The rankings are based on data in five categories:

  • Economic potential
  • Business friendliness
  • Human capital and lifestyle
  • Cost effectiveness
  • Connectivity

Houston's no stranger to the list. Last year, the city ranked No. 3 on the same study, and in 2019, claimed the No. 5 spot.

"The fact that Houston consistently ranks among the top markets for foreign direct investment speaks to our region's connectivity and business-friendly environment," says Susan Davenport, chief economic development officer at the Greater Houston Partnership. "Many of the industry sectors we target for expansion and relocation in Houston are global in nature — from energy 2.0 and life sciences to aerospace and digital tech. The infrastructure and diverse workforce that make these prime growth sectors for us among domestic players are equally attractive to international companies looking to establish or strengthen ties in the Americas."

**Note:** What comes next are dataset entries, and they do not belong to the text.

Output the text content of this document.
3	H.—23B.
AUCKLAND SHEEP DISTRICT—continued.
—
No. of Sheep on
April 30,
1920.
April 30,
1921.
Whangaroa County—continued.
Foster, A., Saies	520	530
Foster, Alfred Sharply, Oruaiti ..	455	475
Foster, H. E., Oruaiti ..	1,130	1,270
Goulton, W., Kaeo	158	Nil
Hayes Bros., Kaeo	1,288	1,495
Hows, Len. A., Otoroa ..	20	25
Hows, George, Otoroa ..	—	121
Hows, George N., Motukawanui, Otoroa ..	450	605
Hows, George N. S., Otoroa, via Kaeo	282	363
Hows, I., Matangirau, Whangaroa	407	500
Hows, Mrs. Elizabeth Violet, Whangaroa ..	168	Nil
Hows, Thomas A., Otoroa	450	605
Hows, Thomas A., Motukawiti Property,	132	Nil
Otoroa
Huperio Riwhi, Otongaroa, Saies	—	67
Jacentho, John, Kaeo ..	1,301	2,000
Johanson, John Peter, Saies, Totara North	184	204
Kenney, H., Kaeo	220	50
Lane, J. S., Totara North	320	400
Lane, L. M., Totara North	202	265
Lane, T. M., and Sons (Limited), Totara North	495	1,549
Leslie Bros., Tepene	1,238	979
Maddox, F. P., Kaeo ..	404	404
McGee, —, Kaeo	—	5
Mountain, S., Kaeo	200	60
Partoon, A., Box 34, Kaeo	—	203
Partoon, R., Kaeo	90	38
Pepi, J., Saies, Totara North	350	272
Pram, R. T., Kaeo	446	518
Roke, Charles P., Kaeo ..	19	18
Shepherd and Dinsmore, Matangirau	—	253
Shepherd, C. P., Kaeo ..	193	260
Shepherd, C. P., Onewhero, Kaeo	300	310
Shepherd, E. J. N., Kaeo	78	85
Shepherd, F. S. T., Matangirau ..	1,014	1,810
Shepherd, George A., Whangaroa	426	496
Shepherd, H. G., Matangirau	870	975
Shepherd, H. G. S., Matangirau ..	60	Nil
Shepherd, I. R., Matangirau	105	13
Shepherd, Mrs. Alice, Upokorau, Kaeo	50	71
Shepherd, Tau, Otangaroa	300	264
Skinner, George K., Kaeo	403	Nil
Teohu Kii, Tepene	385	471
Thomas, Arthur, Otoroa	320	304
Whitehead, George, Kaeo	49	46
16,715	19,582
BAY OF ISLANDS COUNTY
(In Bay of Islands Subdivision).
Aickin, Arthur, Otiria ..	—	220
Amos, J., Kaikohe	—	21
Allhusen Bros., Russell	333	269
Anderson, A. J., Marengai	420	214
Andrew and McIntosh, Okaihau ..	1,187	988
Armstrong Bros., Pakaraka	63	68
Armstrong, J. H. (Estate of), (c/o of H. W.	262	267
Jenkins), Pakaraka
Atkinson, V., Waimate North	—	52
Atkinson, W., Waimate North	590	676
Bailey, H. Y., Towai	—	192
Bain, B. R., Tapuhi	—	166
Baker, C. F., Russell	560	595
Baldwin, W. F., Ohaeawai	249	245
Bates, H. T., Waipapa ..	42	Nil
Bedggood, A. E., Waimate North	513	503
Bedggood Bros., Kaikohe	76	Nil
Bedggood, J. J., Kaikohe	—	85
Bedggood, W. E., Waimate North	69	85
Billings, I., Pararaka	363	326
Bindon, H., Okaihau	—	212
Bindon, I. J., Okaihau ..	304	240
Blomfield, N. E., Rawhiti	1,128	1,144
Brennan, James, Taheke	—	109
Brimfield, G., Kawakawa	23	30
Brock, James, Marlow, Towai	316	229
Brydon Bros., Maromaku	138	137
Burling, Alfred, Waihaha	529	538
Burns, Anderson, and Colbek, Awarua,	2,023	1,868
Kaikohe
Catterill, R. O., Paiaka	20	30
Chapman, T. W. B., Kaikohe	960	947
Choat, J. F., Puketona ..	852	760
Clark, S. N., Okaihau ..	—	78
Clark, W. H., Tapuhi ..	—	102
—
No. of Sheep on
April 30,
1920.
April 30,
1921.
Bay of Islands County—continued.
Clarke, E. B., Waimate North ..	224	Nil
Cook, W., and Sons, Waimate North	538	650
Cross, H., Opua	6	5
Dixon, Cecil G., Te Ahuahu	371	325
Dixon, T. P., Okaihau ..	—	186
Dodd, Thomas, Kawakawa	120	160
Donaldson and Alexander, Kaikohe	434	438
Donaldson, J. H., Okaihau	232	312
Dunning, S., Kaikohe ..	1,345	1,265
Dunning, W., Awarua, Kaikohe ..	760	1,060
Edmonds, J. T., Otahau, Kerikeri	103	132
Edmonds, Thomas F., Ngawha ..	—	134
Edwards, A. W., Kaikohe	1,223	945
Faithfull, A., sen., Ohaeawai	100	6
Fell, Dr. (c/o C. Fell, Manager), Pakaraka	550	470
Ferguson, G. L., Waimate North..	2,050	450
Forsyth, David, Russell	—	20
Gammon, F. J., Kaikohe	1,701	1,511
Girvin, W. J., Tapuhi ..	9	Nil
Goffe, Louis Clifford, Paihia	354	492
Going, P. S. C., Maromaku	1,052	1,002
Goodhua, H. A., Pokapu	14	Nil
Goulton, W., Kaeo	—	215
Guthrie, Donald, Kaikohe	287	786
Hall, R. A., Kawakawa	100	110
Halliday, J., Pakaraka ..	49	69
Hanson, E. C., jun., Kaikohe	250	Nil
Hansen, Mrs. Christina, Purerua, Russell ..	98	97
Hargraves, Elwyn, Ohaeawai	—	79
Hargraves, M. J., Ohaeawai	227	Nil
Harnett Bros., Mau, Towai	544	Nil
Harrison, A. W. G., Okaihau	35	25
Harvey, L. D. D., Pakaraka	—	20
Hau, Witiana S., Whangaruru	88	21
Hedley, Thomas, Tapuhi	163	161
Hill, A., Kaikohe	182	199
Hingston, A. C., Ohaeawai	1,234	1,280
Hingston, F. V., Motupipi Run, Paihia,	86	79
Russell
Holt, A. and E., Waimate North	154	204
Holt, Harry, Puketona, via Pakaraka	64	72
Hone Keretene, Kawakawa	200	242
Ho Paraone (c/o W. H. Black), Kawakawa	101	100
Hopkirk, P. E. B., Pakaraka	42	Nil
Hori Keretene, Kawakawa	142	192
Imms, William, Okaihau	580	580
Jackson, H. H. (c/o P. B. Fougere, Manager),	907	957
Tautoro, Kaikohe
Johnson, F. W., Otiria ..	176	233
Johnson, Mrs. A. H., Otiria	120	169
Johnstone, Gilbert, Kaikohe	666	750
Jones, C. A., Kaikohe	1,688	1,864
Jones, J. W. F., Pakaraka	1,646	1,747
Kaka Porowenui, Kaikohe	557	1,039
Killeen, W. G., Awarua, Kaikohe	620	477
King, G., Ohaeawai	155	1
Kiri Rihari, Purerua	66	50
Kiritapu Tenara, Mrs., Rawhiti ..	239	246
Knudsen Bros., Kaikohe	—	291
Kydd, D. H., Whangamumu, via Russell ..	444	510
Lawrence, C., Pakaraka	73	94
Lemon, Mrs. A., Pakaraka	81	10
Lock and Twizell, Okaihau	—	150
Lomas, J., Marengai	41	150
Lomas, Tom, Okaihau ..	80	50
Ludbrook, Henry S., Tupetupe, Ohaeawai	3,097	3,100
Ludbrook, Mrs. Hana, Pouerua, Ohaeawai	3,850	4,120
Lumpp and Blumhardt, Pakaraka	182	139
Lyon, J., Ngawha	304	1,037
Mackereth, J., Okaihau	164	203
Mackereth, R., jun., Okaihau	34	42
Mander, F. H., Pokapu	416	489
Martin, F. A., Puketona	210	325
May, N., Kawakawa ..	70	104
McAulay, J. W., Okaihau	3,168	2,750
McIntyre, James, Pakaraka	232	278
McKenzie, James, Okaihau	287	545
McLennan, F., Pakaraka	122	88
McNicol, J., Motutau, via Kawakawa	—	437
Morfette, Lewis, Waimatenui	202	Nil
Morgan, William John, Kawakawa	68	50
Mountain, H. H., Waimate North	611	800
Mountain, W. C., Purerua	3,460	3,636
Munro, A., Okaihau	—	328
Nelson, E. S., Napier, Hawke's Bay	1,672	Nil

International trade is a cornerstone of the Houston area's economy. In 2020, the region recorded $129.5 billion in exports, according to the Greater Houston Partnership. China ranked as the region's top trading partner last year, followed by Mexico, Brazil, Korea, Germany, the Netherlands, India, Japan, the United Kingdom, and Italy.

Houston's role as a hub for foreign trade and international business "is likely to support the region's economic recovery in the months and years ahead," the partnership noted in May.

"We talk often of Houston as a great global city — one that competes with the likes of London, Tokyo, São Paulo, and Beijing. But that's only possible because of our infrastructure — namely our port — and our connections around the world," Bob Harvey, president and CEO of the partnership, said last month. "Houston's ties abroad remain strong."